Pourtant, les nouvelles qui leur sont parvenues ce jour-là contredisent le plan directeur. Dans une présentation détaillée, un étudiant en maîtrise, à l'emploi du ministère de l'Environnement et des Ressources naturelles du Nicaragua, prétend que l'aquifère de Managua contient encore une abondante réserve d'eau. Il suffit, soutient-il, d'en améliorer l'entretien et la gestion (sans oublier la protection contre les sources de contamination possibles) : l'aquifère est en parfaite condition.
De sérieuses économies
Cette étude, qui pourrait faire épargner au Nicaragua des millions de dollars en coûts de construction inutiles, est l'oeuvre d'Oscar Cruz, un des premiers diplômés du programme de maîtrise en gestion des ressources en eau et hydrogéologie offert à l'Escuela Centroamericana de Geología de l'Université du Costa Rica. Institué en 1993 grâce au financement du Centre de recherches pour le développement international (CRDI), ce programme est unique en Amérique latine. Il a pour objet d'aider la région à augmenter sa capacité en hydrologie souterraine et à réduire ainsi sa dépendance à l'égard du savoir-faire étranger. D'une durée de deux ans, le programme est né d'un projet de gestion en réseau des ressources en eau dans les zones urbaines d'Amérique latine, lancé au milieu des années 1980 par le CRDI.
L'idée d'un programme de deuxième cycle a été proposée par le regretté Robert Farvolden, autrefois professeur et doyen de la Faculté des sciences à l'Université de Waterloo, en Ontario. C'est aussi à lui que l'on doit le Waterloo Centre for Groundwater Research (centre de recherches sur les eaux souterraines). Avant la mise sur pied de ce programme, on pouvait compter sur les doigts de la main les hydrogéologistes qualifiés en Amérique centrale, affirme , un diplômé de l'Université de Waterloo qui participe au programme au Costa Rica.

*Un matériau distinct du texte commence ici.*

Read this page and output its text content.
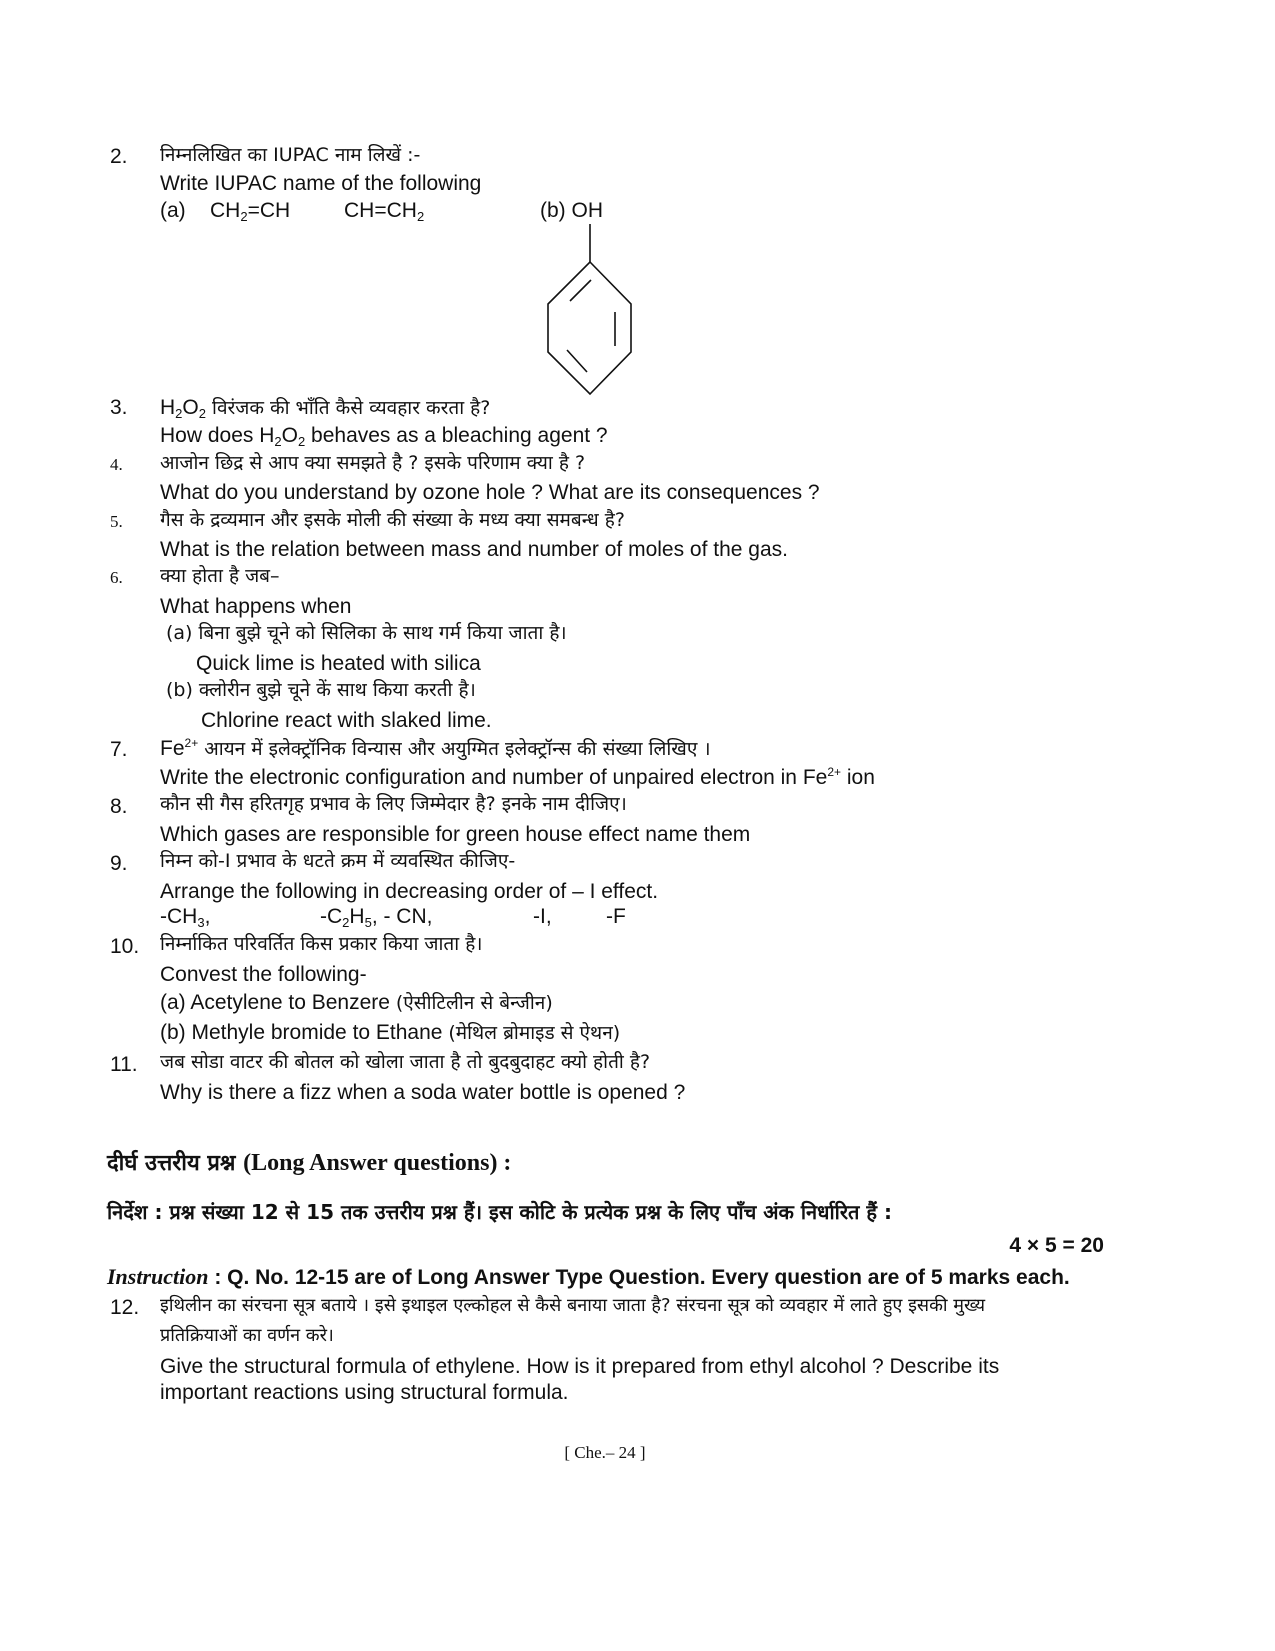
2. निम्नलिखित का IUPAC नाम लिखें :-
Write IUPAC name of the following
(a) $CH_2=CH$	$CH=CH_2$	(b) OH
3. $H_2O_2$ विरंजक की भाँति कैसे व्यवहार करता है?
How does $H_2O_2$ behaves as a bleaching agent ?
4. आजोन छिद्र से आप क्या समझते है ? इसके परिणाम क्या है ?
What do you understand by ozone hole ? What are its consequences ?
5. गैस के द्रव्यमान और इसके मोली की संख्या के मध्य क्या समबन्ध है?
What is the relation between mass and number of moles of the gas.
6. क्या होता है जब–
What happens when
(a) बिना बुझे चूने को सिलिका के साथ गर्म किया जाता है।
Quick lime is heated with silica
(b) क्लोरीन बुझे चूने कें साथ किया करती है।
Chlorine react with slaked lime.
7. $Fe^{2+}$ आयन में इलेक्ट्रॉनिक विन्यास और अयुग्मित इलेक्ट्रॉन्स की संख्या लिखिए ।
Write the electronic configuration and number of unpaired electron in $Fe^{2+}$ ion
8. कौन सी गैस हरितगृह प्रभाव के लिए जिम्मेदार है? इनके नाम दीजिए।
Which gases are responsible for green house effect name them
9. निम्न को-I प्रभाव के धटते क्रम में व्यवस्थित कीजिए-
Arrange the following in decreasing order of – I effect.
$-CH_3$,	$-C_2H_5$, - CN,	-I,	-F
10. निर्म्नाकित परिवर्तित किस प्रकार किया जाता है।
Convest the following-
(a) Acetylene to Benzere (ऐसीटिलीन से बेन्जीन)
(b) Methyle bromide to Ethane (मेथिल ब्रोमाइड से ऐथन)
11. जब सोडा वाटर की बोतल को खोला जाता है तो बुदबुदाहट क्यो होती है?
Why is there a fizz when a soda water bottle is opened ?
दीर्घ उत्तरीय प्रश्न (Long Answer questions) :
निर्देश : प्रश्न संख्या 12 से 15 तक उत्तरीय प्रश्न हैं। इस कोटि के प्रत्येक प्रश्न के लिए पाँच अंक निर्धारित हैं :
4 × 5 = 20
Instruction : Q. No. 12-15 are of Long Answer Type Question. Every question are of 5 marks each.
12. इथिलीन का संरचना सूत्र बताये । इसे इथाइल एल्कोहल से कैसे बनाया जाता है? संरचना सूत्र को व्यवहार में लाते हुए इसकी मुख्य
प्रतिक्रियाओं का वर्णन करे।
Give the structural formula of ethylene. How is it prepared from ethyl alcohol ? Describe its
important reactions using structural formula.
[ Che.– 24 ]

Ce n'est pas le travail qui manque
Selon Bethune, ce n'est pas le travail qui manque dans la région pour les gens qui ont une formation en hydrogéologie, discipline qui permet d'obtenir des renseignements fondamentaux et de faire des analyses capitales pour l'exploration, le développement et la gestion des ressources en eaux souterraines. En Amérique latine, 80 % de la population urbaine compte sur les eaux souterraines comme source d'eau potable ainsi que pour l'irrigation et d'autres besoins essentiels. Cependant, l'industrialisation accrue, l'utilisation intensive des produits agrochimiques et l'insuffisance des systèmes de traitement des eaux usées augmentent les risques de contamination de l'eau potable.
Pour s'attaquer à ces questions, l'Université du Costa Rica a conçu son programme dans une optique plurisdisciplinaire, offrant un enseignement non seulement en sciences hydrologiques et en ingénierie, mais aussi en gestion des ressources en eau en général, souligne Bethune. Les cours, qui ont commencé au début de 1995, sont présentement donnés par des professeurs du Costa Rica, du Brésil, du Canada et des États-Unis; l'objectif ultime étant de confier tous les postes de professeur de faculté à des latino-américains.

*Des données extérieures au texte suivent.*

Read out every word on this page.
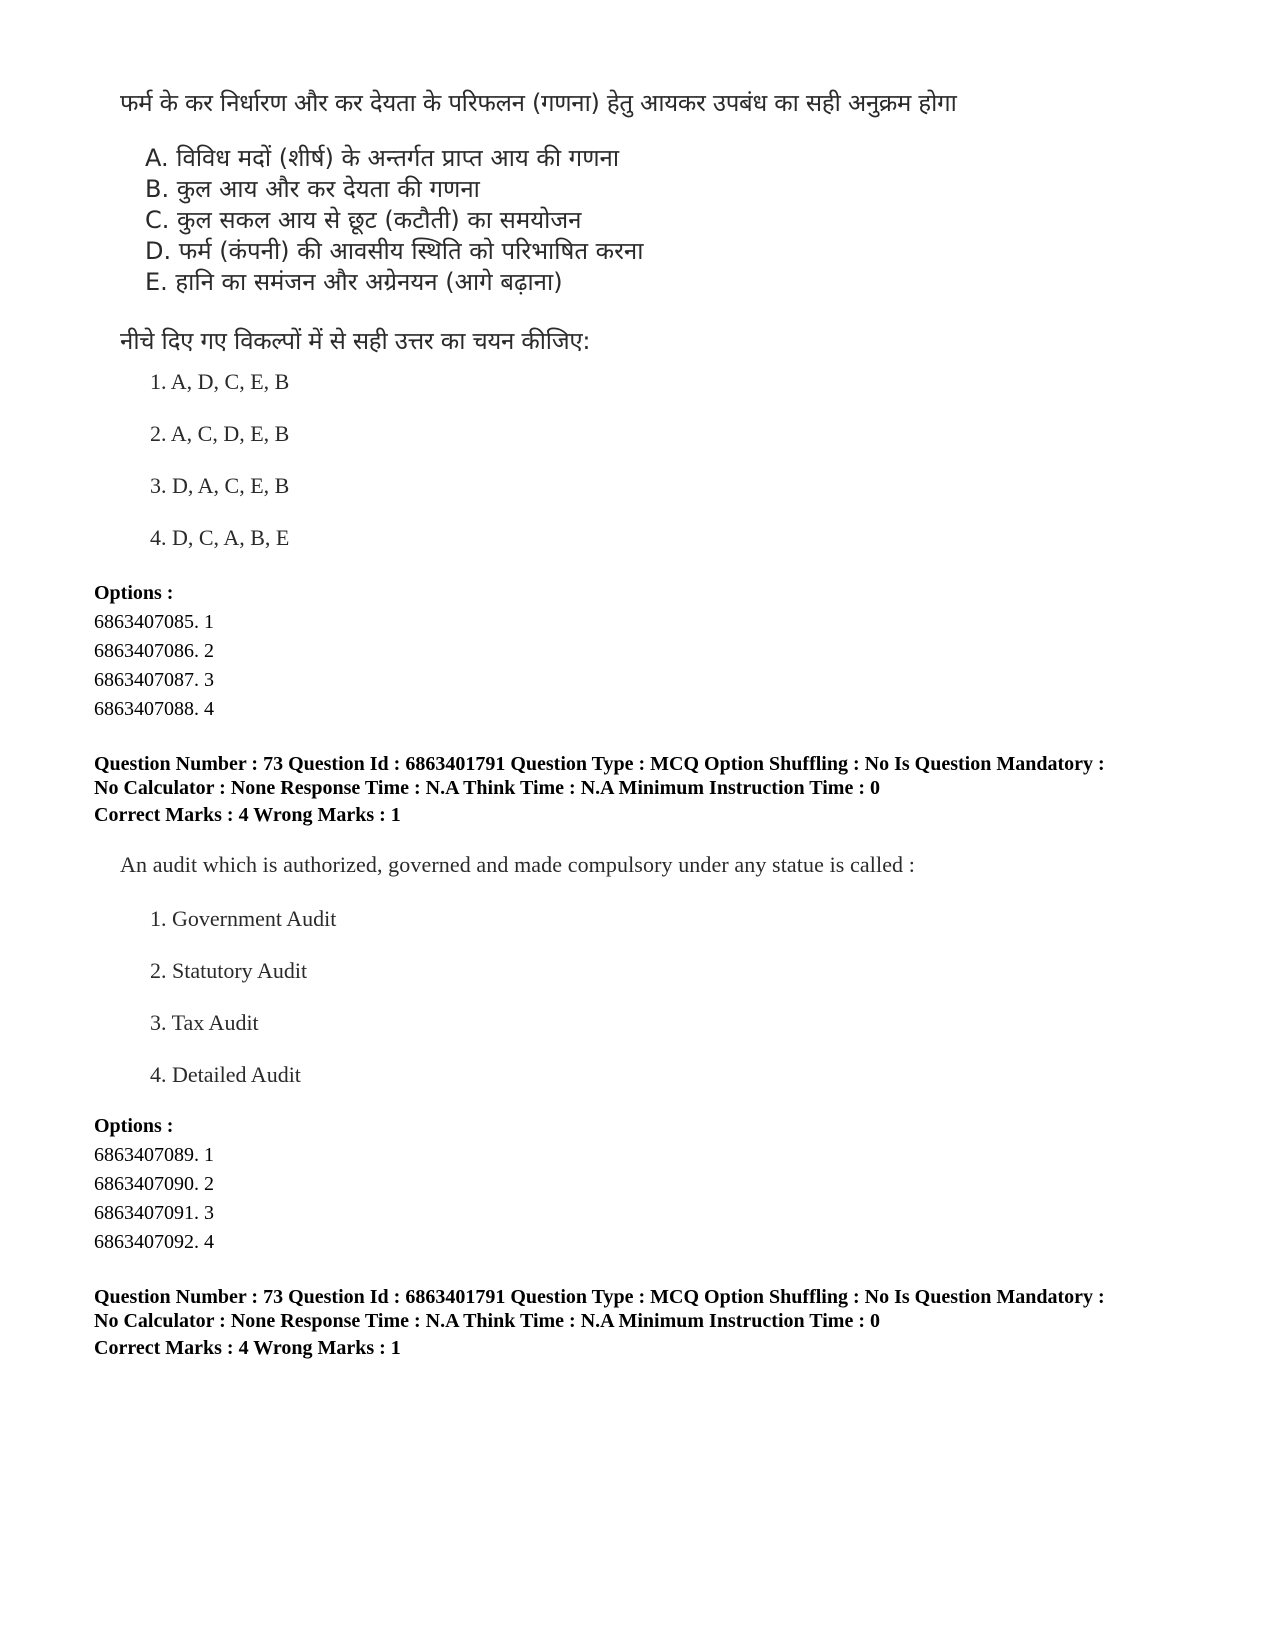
फर्म के कर निर्धारण और कर देयता के परिफलन (गणना) हेतु आयकर उपबंध का सही अनुक्रम होगा
A. विविध मदों (शीर्ष) के अन्तर्गत प्राप्त आय की गणना
B. कुल आय और कर देयता की गणना
C. कुल सकल आय से छूट (कटौती) का समयोजन
D. फर्म (कंपनी) की आवसीय स्थिति को परिभाषित करना
E. हानि का समंजन और अग्रेनयन (आगे बढ़ाना)
नीचे दिए गए विकल्पों में से सही उत्तर का चयन कीजिए:
1. A, D, C, E, B
2. A, C, D, E, B
3. D, A, C, E, B
4. D, C, A, B, E
Options :
6863407085. 1
6863407086. 2
6863407087. 3
6863407088. 4
Question Number : 73 Question Id : 6863401791 Question Type : MCQ Option Shuffling : No Is Question Mandatory :
No Calculator : None Response Time : N.A Think Time : N.A Minimum Instruction Time : 0
Correct Marks : 4 Wrong Marks : 1
An audit which is authorized, governed and made compulsory under any statue is called :
1. Government Audit
2. Statutory Audit
3. Tax Audit
4. Detailed Audit
Options :
6863407089. 1
6863407090. 2
6863407091. 3
6863407092. 4
Question Number : 73 Question Id : 6863401791 Question Type : MCQ Option Shuffling : No Is Question Mandatory :
No Calculator : None Response Time : N.A Think Time : N.A Minimum Instruction Time : 0
Correct Marks : 4 Wrong Marks : 1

Nous acceptons les employés d'organismes de gestion des ressources en eau de toute la région, poursuit Bethune. Plusieurs d'entre eux ont déjà une certaine expérience en hydrologie. Ce sont des étudiants enthousiastes et, souvent, leurs employeurs leur versent leur plein salaire. Nous leur offrons un stage de deux ans au Costa Rica et une formation spécialisée. S'il arrive que des candidats ne soient pas affiliés à une institution en particulier, nous tentons d'inciter des établissements de leur pays d'origine à leur accorder leur appui.
Des sujets de mémoire
Quand vient le moment de choisir des sujets de mémoire, affirme encore Bethune, nous rencontrons le directeur de l'étudiant. Il n'est pas rare qu'il nous demande notre avis sur la voie à suivre. Les étudiants et le personnel peuvent ainsi se consacrer à des problèmes d'hydrologie appliquée, souvent d'importance nationale. Cette collaboration permet également au programme de maîtrise d'avoir accès aux ressources humaines et technologiques de divers organismes (et d'établir des liens avec des organisations internationales qui appuient ces institutions, comme l'Agence internationale de l'énergie atomique, l'Agence canadienne de développement international et l'Organisation panaméricaine de la santé).
Bethune affirme que les étudiants gardent contact avec le personnel du programme de maîtrise, avec qui ils entretiennent des relations suivies après avoir obtenu leur diplôme. Ils peuvent ainsi s'entraider pour régler des problèmes et mener à bien des projets. Nous avons tout lieu d'être fiers, car nous avons réussi à jeter les bases d'un solide réseau d'hydrologistes compétents.
John Eberlee est rédacteur au magazine EXPLORE. [Photo : David Bethune.]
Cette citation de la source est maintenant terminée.